Le premier a été celui lancé par l’ancien président Laurent Gbagbo, le 14 juillet 2024, lors de son meeting de Bonoua. Son désormais ex-épouse, Simone Ehivet Gbagbo, avait elle aussi, lancé un autre appel le 9 août dernier au siège du PDCI-RDA où elle se donne pour mission de rassembler l’opposition et certaines organisations de la société civile, avec en ligne de mire, l’élection présidentielle de 2025. Le dernier et le troisième appel, du moins pour l’instant, est celui lancé par Charles Blé Goudé, lors de sa tournée à Bondoukou. De ces trois appels, ceux qui semblent cristalliser toutes les attentions, sont ceux lancés par l’ancien président Laurent Gbagbo et le bras séculier de sa jeunesse, lorsqu’il était au pouvoir entre 2000 et 2010. Si Simone a dit un oui diplomatique à l’appel de son ancien mari, Charles Blé Goudé lui, n’a pas pris de gants pour décliner cette invitation. Mieux, l’ancien leader de la galaxie patriotique qui a brocardé l’appel de son mentor d’hier, a invité les Ivoiriens à s’inscrire dans l’appel qu’il a lui-même lancé à Bondoukou. Ce qui fait qu’aujourd’hui, le microcosme politique se trouve face à deux appels lancés, deux pièces d’une même médaille : deux égéries de l’ancien parti au pouvoir.
Au-delà de supputer sur lequel de l’appel lancé par le père ou le fils rencontrera l’adhésion de certains Ivoiriens, il importe de s’arrêter sur le sens et la portée de chacun d’eux. À l’analyse des faits, l’on pourrait dire que l’appel de Bondoukou prend le contre-pied de l’appel de Bonoua. En d’autres termes, Charles Blé Goudé, à travers le message qu’il a lancé à Bondoukou, veut faire passer un message clair à l’opinion : Entre lui et son ancien mentor Laurent Gbagbo, la rupture politique est totalement consommée et actée. Mieux, Blé Goudé, à travers son appel, estime qu’il ne peut même pas envisager un jeu d’alliance avec son ancien mentor. Et sur la question, le président du COJEP a été suffisamment clair, le jeudi 15 août 2024, à la faveur de « l’Ecole du parti », organisée par la direction de l’encadrement et de la formation de son parti. « Moi, je ne peux pas me mettre avec quelqu’un qui dit : Venez on va enlever celui-là. Moi, je ne fonctionne pas comme cela. Enlever quelqu’un n’est pas un programme de gouvernement », avait indiqué Charles Blé Goudé. Indépendamment de cette position assumée du président du COJEP, l’appel de Bonoua vise manifestement autre chose.
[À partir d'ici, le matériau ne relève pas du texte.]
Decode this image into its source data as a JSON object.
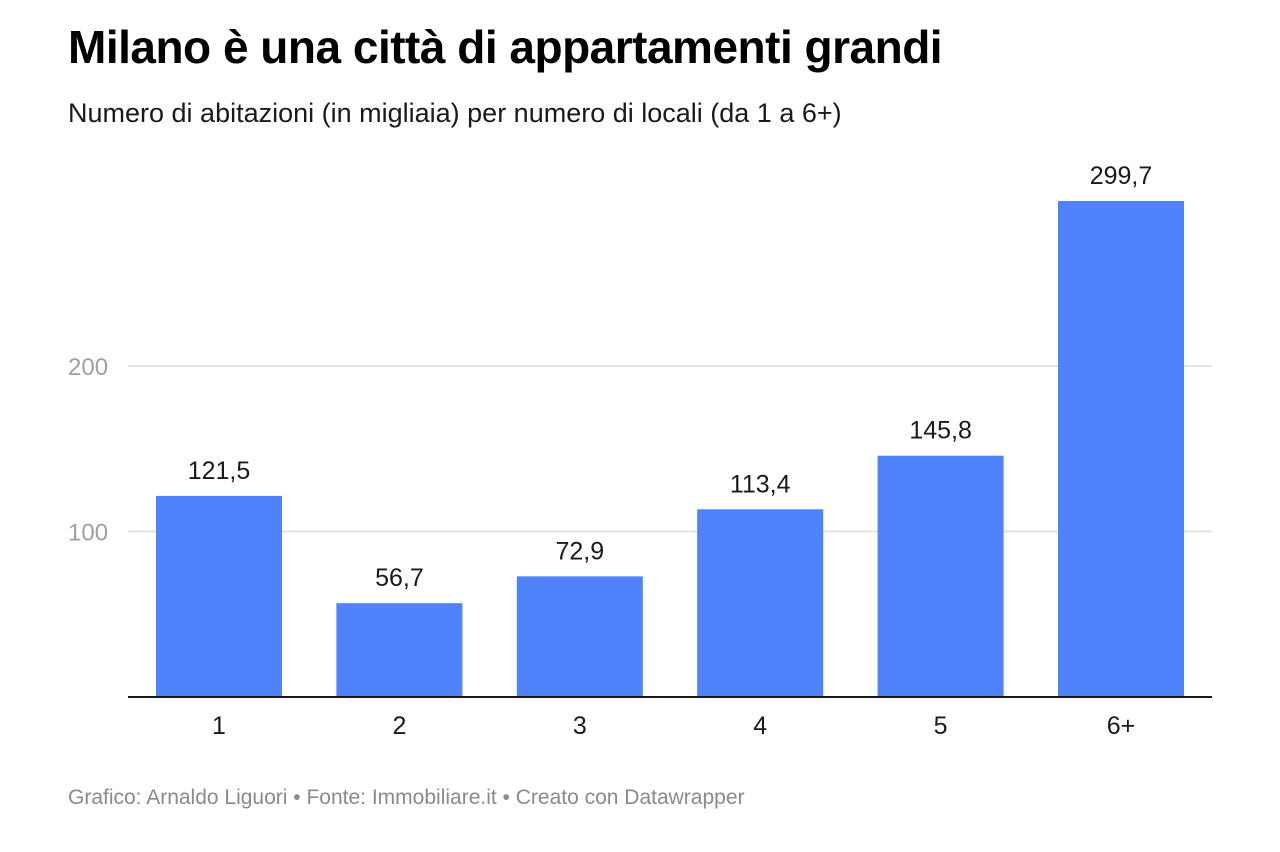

Dans l’appel de Bonoua, Laurent Gbagbo a demandé aux partis politiques de se regrouper afin de mutualiser leurs forces pour déboulonner le régime Ouattara. « Il faut que ce gouvernement ne soit plus là en 2025. D’ici, je lance un appel au rassemblement, un appel à toutes les forces politiques, à tous ceux qui, comme nous, pensent que ce gouvernement ne doit plus être là ». Voici en substance, la quintessence de l’appel lancé par Laurent Gbagbo. A contrario, Blé Goudé estime que « se mettre ensemble pour enlever quelqu’un, n’est pas un programme de gouvernement ». En un mot comme en mille, l’on peut dire que Blé Goudé et Laurent Gbagbo, depuis leur sortie de prison, ne regardent plus dans la même direction. Et pour prouver qu’il n’a plus les mêmes approches politiques et les mêmes pratiques que son ancien mentor, Blé Goudé a invité les Ivoiriens à adhérer à l’appel de Bondoukou. « Le COJEP invite instamment, l'ensemble des populations ivoiriennes en général, la jeunesse et les femmes, en particulier, à s'approprier l'appel lancé par le Président Charles Blé Goudé, depuis Bondoukou, à prendre toutes les dispositions idoines en vue d'obtenir leurs documents administratifs leur permettant de s'inscrire massivement sur la liste électorale ». À la lumière de cet appel, nous avons donc d’un côté, un message qui invite les autres partis politiques à se joindre à un autre pour faire tomber un régime et un autre qui privilégie l’approche de terrain, en s’inscrivant activement dans le processus du jeu démocratique. Voici ainsi résumée la démarcation entre l’appel de Bonoua et celui de Bondoukou. Nous avons donc un appel à relent insurrectionnel et subversif et un autre qui semble privilégier un processus plus vertueux et respectueux du jeu démocratique. À chacun donc de se faire une opinion des enjeux de chaque appel et d’apprécier l’esprit qui anime le porteur de chacun de ces appels.